Des semaines, des mois de procédure, à salir sa réputation auprès de ses pairs, de ses amis et de sa communauté. Des poursuites qui ont fini de vider son compte en banque et de l’isoler du monde. Non-lieu, innocent devant la loi mais les murmures le précèdent où qu’il aille, plus encore lorsqu’il se retrouve seul bénéficiaire de l’assurance vie de sa femme.
La fuite.
Quête vaine pour échapper à son passé, à lui-même. Une errance de plusieurs années à caresser l’idée de la rejoindre, sans y parvenir réellement.

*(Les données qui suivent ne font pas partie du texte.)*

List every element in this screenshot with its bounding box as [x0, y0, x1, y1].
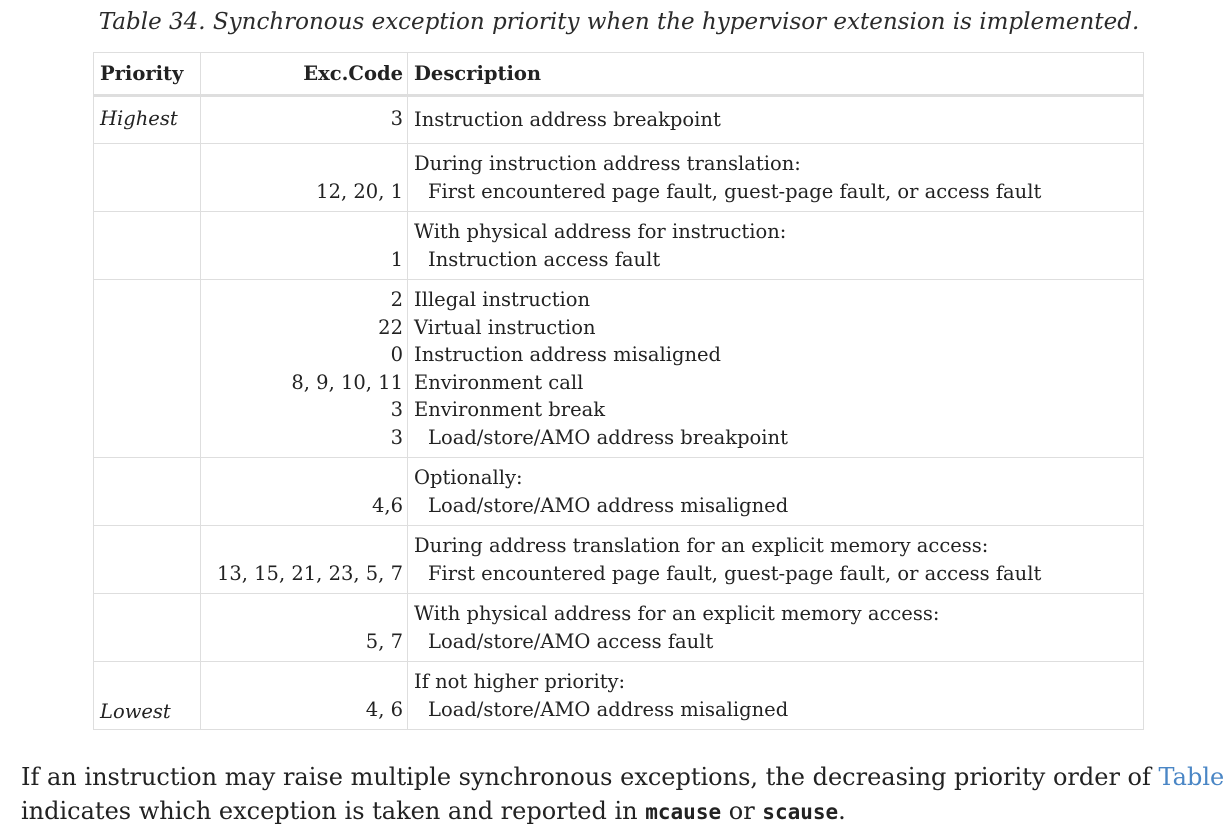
table-row: 2 22 0 8, 9, 10, 11 3 3 Illegal instruction Vir… — [93, 279, 1144, 458]
table-row: 12, 20, 1 During instruction address tran… — [93, 143, 1144, 212]
priority-cell: Highest — [93, 95, 201, 144]
exc-code-cell: 12, 20, 1 — [200, 143, 408, 212]
exc-code-value — [207, 668, 403, 696]
exc-code-cell: 3 — [200, 95, 408, 144]
header-priority: Priority — [93, 52, 201, 97]
description-line: Load/store/AMO access fault — [428, 629, 714, 653]
description-line: With physical address for instruction: — [414, 220, 787, 243]
description-line: First encountered page fault, guest-page… — [428, 561, 1042, 585]
header-description: Description — [407, 52, 1144, 97]
exc-code-value: 4, 6 — [365, 697, 403, 721]
description-cell: Illegal instruction Virtual instruction In… — [407, 279, 1144, 458]
exc-code-value: 4,6 — [371, 493, 403, 517]
priority-cell — [93, 457, 201, 526]
description-line: With physical address for an explicit me… — [414, 602, 940, 625]
exc-code-cell: 2 22 0 8, 9, 10, 11 3 3 — [200, 279, 408, 458]
exc-code-value: 1 — [390, 247, 403, 271]
description-line: During address translation for an explic… — [414, 534, 989, 557]
description-line: Instruction address misaligned — [414, 343, 722, 366]
exception-priority-table: Priority Exc.Code Description Highest 3 In… — [93, 52, 1144, 730]
description-cell: Optionally: Load/store/AMO address misali… — [407, 457, 1144, 526]
description-line: Instruction address breakpoint — [414, 108, 721, 132]
exc-code-value — [207, 464, 403, 492]
priority-cell — [93, 211, 201, 280]
description-line: Environment break — [414, 398, 606, 421]
exc-code-value — [207, 150, 403, 178]
body-paragraph: If an instruction may raise multiple syn… — [21, 760, 1225, 829]
exc-code-cell: 13, 15, 21, 23, 5, 7 — [200, 525, 408, 594]
description-line: Load/store/AMO address breakpoint — [428, 425, 788, 449]
exc-code-cell: 1 — [200, 211, 408, 280]
paragraph-text-2: indicates which exception is taken and r… — [21, 797, 646, 825]
description-line: Optionally: — [414, 466, 523, 489]
description-line: First encountered page fault, guest-page… — [428, 179, 1042, 203]
description-line: Environment call — [414, 370, 584, 394]
description-cell: With physical address for an explicit me… — [407, 593, 1144, 662]
description-line: Load/store/AMO address misaligned — [428, 493, 789, 517]
description-line: If not higher priority: — [414, 670, 626, 693]
exc-code-value: 13, 15, 21, 23, 5, 7 — [216, 561, 403, 585]
exc-code-value — [207, 532, 403, 560]
exc-code-cell: 4,6 — [200, 457, 408, 526]
description-cell: Instruction address breakpoint — [407, 95, 1144, 144]
exc-code-value: 12, 20, 1 — [316, 179, 403, 203]
priority-cell: Lowest — [93, 661, 201, 730]
description-cell: During address translation for an explic… — [407, 525, 1144, 594]
paragraph-text-4: . — [838, 797, 846, 825]
table-row: Highest 3 Instruction address breakpoint — [93, 95, 1144, 144]
exc-code-value: 22 — [378, 315, 403, 339]
table-body: Highest 3 Instruction address breakpoint 12… — [93, 95, 1144, 730]
exc-code-value: 3 — [390, 106, 403, 130]
exc-code-value: 2 — [390, 288, 403, 311]
table-34-link[interactable]: Table 34 — [1158, 763, 1225, 791]
priority-cell — [93, 525, 201, 594]
table-header-row: Priority Exc.Code Description — [93, 52, 1144, 97]
description-line: Illegal instruction — [414, 288, 591, 311]
table-row: 5, 7 With physical address for an explici… — [93, 593, 1144, 662]
exc-code-value — [207, 600, 403, 628]
header-exc-code: Exc.Code — [200, 52, 408, 97]
scause-code: scause — [762, 800, 839, 824]
exc-code-value: 5, 7 — [365, 629, 403, 653]
description-line: Instruction access fault — [428, 247, 661, 271]
paragraph-line-1: If an instruction may raise multiple syn… — [21, 760, 1225, 794]
paragraph-text-1: If an instruction may raise multiple syn… — [21, 763, 1159, 791]
description-line: Virtual instruction — [414, 315, 596, 339]
table-row: 4,6 Optionally: Load/store/AMO address mis… — [93, 457, 1144, 526]
description-line: Load/store/AMO address misaligned — [428, 697, 789, 721]
exc-code-value — [207, 218, 403, 246]
exc-code-value: 3 — [390, 398, 403, 421]
table-caption: Table 34. Synchronous exception priority… — [98, 9, 1140, 35]
description-line: During instruction address translation: — [414, 152, 801, 175]
description-cell: With physical address for instruction: In… — [407, 211, 1144, 280]
table-row: Lowest 4, 6 If not higher priority: Load/st… — [93, 661, 1144, 730]
priority-cell — [93, 143, 201, 212]
exc-code-value: 3 — [390, 425, 403, 449]
priority-cell — [93, 279, 201, 458]
table-row: 13, 15, 21, 23, 5, 7 During address trans… — [93, 525, 1144, 594]
description-cell: If not higher priority: Load/store/AMO ad… — [407, 661, 1144, 730]
paragraph-line-2: indicates which exception is taken and r… — [21, 794, 1225, 829]
exc-code-cell: 5, 7 — [200, 593, 408, 662]
priority-cell — [93, 593, 201, 662]
exc-code-value: 0 — [390, 343, 403, 366]
table-row: 1 With physical address for instruction: I… — [93, 211, 1144, 280]
mcause-code: mcause — [645, 800, 722, 824]
exc-code-cell: 4, 6 — [200, 661, 408, 730]
exc-code-value: 8, 9, 10, 11 — [291, 370, 403, 394]
description-cell: During instruction address translation: F… — [407, 143, 1144, 212]
paragraph-text-3: or — [721, 797, 763, 825]
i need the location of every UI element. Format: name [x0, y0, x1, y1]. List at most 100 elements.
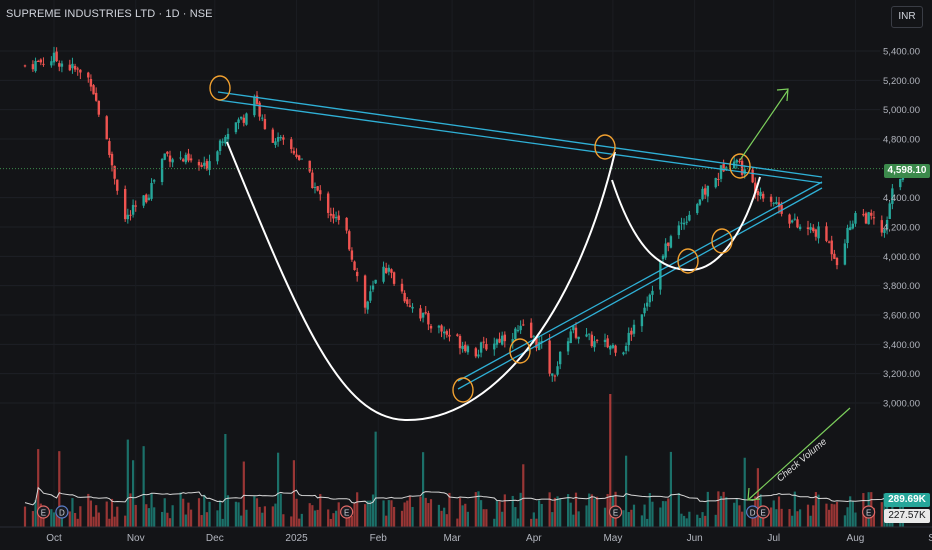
x-tick-label: Oct: [46, 533, 62, 544]
candle-body: [363, 275, 367, 308]
candle-body: [793, 218, 797, 220]
volume-bar: [160, 511, 164, 527]
volume-bar: [733, 502, 736, 527]
volume-bar: [334, 510, 338, 527]
x-tick-label: Jun: [687, 533, 703, 544]
candle-body: [31, 64, 35, 70]
candle-body: [569, 331, 572, 344]
volume-bar: [667, 498, 670, 527]
candle-body: [833, 253, 836, 259]
volume-bar: [769, 507, 773, 527]
candle-body: [735, 160, 739, 163]
candle-body: [79, 69, 82, 73]
candle-body: [350, 250, 354, 260]
volume-bar: [200, 515, 203, 527]
candle-body: [208, 161, 211, 170]
candle-body: [577, 336, 580, 340]
volume-bar: [830, 503, 833, 527]
candle-body: [297, 155, 301, 160]
volume-bar: [337, 502, 340, 527]
volume-bar: [864, 517, 868, 527]
volume-bar: [363, 504, 367, 527]
candle-body: [511, 339, 514, 343]
currency-button[interactable]: INR: [891, 6, 923, 28]
volume-bar: [369, 500, 372, 527]
candle-body: [129, 214, 132, 216]
candle-body: [197, 161, 201, 166]
volume-bar: [780, 508, 783, 527]
volume-bar: [519, 492, 522, 527]
volume-bar: [134, 504, 137, 527]
candle-body: [466, 346, 470, 353]
volume-bar: [485, 509, 488, 527]
volume-bar: [366, 500, 369, 527]
volume-bar: [424, 497, 427, 527]
volume-bar: [696, 514, 699, 527]
volume-bar: [79, 506, 82, 527]
volume-bar: [329, 518, 332, 527]
candle-body: [551, 373, 554, 376]
candle-body: [316, 186, 319, 191]
volume-bar: [189, 509, 193, 527]
candle-body: [514, 328, 517, 340]
volume-bar: [34, 500, 37, 527]
volume-bar: [588, 493, 591, 527]
candle-body: [769, 196, 773, 202]
candle-body: [261, 117, 264, 119]
volume-bar: [348, 514, 351, 527]
volume-bar: [68, 511, 71, 527]
candle-body: [606, 338, 609, 348]
volume-bar: [569, 502, 572, 527]
time-axis[interactable]: OctNovDec2025FebMarAprMayJunJulAugSepOct: [0, 526, 932, 544]
volume-bar: [108, 518, 111, 527]
candle-body: [442, 331, 446, 334]
y-tick-label: 4,800.00: [883, 135, 920, 146]
candle-body: [400, 283, 404, 292]
candle-body: [255, 95, 259, 104]
volume-bar: [205, 512, 209, 527]
x-tick-label: Feb: [370, 533, 388, 544]
y-tick-label: 5,400.00: [883, 47, 920, 58]
candle-body: [474, 348, 478, 357]
volume-bar: [443, 507, 446, 527]
handle-curve: [611, 176, 761, 272]
candle-body: [371, 285, 375, 290]
candle-body: [308, 160, 311, 172]
candle-body: [263, 118, 267, 130]
candle-body: [703, 188, 707, 195]
volume-bar: [743, 457, 746, 527]
price-axis[interactable]: 3,000.00 3,200.00 3,400.00 3,600.00 3,800.00…: [883, 47, 920, 410]
volume-bar: [835, 501, 839, 527]
volume-bar: [445, 514, 448, 527]
candle-body: [461, 345, 464, 350]
volume-bar: [353, 502, 356, 527]
volume-bar: [624, 455, 628, 527]
volume-bar: [300, 513, 303, 527]
marker-circle: [594, 134, 616, 160]
earnings-badge-letter: E: [613, 509, 618, 518]
volume-bar: [849, 496, 852, 527]
check-volume-label: Check Volume: [775, 436, 829, 484]
volume-bar: [812, 505, 815, 527]
candle-body: [659, 260, 662, 290]
candle-body: [780, 204, 783, 214]
volume-bar: [551, 512, 554, 527]
candle-body: [872, 217, 876, 219]
candle-body: [661, 255, 665, 260]
volume-bar: [292, 460, 296, 527]
volume-bar: [704, 515, 707, 527]
earnings-icon: [36, 505, 51, 519]
candle-body: [39, 59, 43, 63]
volume-bar: [313, 510, 317, 527]
volume-bar: [371, 494, 375, 527]
candle-body: [253, 97, 256, 116]
candle-body: [274, 141, 277, 145]
volume-bar: [714, 514, 717, 527]
volume-bar: [540, 503, 543, 527]
volume-bar: [851, 501, 854, 527]
x-tick-label: Mar: [443, 533, 461, 544]
candle-body: [73, 65, 77, 70]
marker-circle: [711, 228, 733, 254]
volume-bar: [603, 507, 607, 527]
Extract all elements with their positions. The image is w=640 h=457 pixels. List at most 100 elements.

Le soutien de sa famille est la barricade qui l’empêche de faire le grand saut alors qu’il n’est plus que l’ombre de lui-même. Ses pieds avancent, sans but, sans conviction, comme un détenu attendant son exécution… qui n’arrive jamais. Alternant entre reconnaissance et ressentiment pour cette promesse faite à sa fratrie, il est forcé de voir un lendemain, puis un second, puis un troisième… et ainsi de suite jusqu’à qu’il prouve cette phrase si souvent utilisée, le temps file, le temps n'attend personne. Le temps guérit toutes les blessures, bien qu’il transforme irréparablement. Une coquille vide reprenant peu à peu une apparence humaine lorsque sa route croise ce qui semblait être un énième visage dans la foule d’anonymes, une autre cliente qu’il aurait dû cotoyer ponctuellement. Elle viendra pourtant secouer son monde, éclairer des recoins de son âme qu’il avait délaissés. Elle bouscule ses certitudes, l’ébranle plus que de raison et il en vient à se dire peut-être, River, peut-être qu’il est temps. Filiation émotionnelle de l’incompréhension à la consternation un brin d’épouvante et de soulagement quand elle s’en va. Parfois il s’installait à leur point de rendez-vous habituel, regardant la nuit être peu à peu dévorée par l’aube, en écho ce rire si communicatif qu’il entend même en son absence. Retour à ses habitudes, à ce quotidien méthodique et incolore qui semblait pleinement le satisfaire. Jusqu’à ce qu’il reçoive une invitation à la rejoindre, à les rejoindre et qu’il ne lui faut qu’une journée pour se décider. Il se présente à la porte, des dizaines de questions en tête qui s’évanouissent lorsqu’elle apparait devant lui. Il est au bon endroit, se dit-il, pour l’heure, c’est suffisant. Sa survie tient sur le fait de se concentrer sur l’instant, demain n’est pas garanti.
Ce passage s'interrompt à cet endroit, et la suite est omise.